Tips for keeping the kitchen electrics safe:
The other area of the home where there’s always a mix of water and electricity is the bathroom.
With a wet body from the bath or shower lowering your resistance to an electric shock, this is an area where extra care is needed.
As there’s the extra element of safety needed with electrical wiring in the bathroom, many jobs need a qualified electrician. Always talk to someone with the right skills if you need any work carrying out rather than trying the job yourself.
Unless it’s a shaver socket or a standard socket which is mounted more than 3 metres away from a bath or shower, sockets are not allowed anywhere in the bathroom. This may sometimes feel inconvenient – when wanting to use a hairdryer perhaps, but it’s vital to stop water and electric mixing. Allowed shaver points have to be mounted well away from the bath or shower in case of splashes.
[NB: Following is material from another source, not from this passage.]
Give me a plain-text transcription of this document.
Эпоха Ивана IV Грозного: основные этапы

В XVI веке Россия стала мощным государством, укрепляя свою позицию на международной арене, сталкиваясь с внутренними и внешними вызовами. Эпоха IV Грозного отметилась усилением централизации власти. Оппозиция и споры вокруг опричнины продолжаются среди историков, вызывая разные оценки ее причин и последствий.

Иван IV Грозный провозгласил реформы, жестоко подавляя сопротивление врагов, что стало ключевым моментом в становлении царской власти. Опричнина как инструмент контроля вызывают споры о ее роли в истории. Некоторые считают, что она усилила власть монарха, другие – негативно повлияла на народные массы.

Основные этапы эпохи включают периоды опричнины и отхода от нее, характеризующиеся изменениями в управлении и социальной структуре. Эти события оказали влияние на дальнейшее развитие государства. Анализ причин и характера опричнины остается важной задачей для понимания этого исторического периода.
If you want to update the look of the bathroom and new lighting is the way forward, choose enclosed fittings rather than those which hang directly down. That way condensation from steam can’t enter the wiring.
A pull cord for the light is the safest option rather than a switch. You may think that your wet hand and an enclosed wall mounted light switch won’t be a problem, but there’s every chance it could be.
If it’s cold in your bathroom, an electric heater must be permanently wired and fixed. Never bring in a portable heater.
Wherever there’s a need to carry out a job in the home, you need to know exactly what you’re tackling otherwise you or your family could be at risk of injury. Repairs or additions involving electricity need even more skill and experience and it’s often best to call in a qualified electrician rather than ‘have a go’.
The most important advice is not to ignore small problems with anything electricity related; a slightly damaged cable, a loose socket, the slight smell of burning when you turn on an appliance. Many electrical repair jobs in the home can be quickly fixed by someone in the trade and it makes sense to tackle small jobs now before they become a major safety issue.
Electricity may be invisible, but it’s something you always need to be aware of.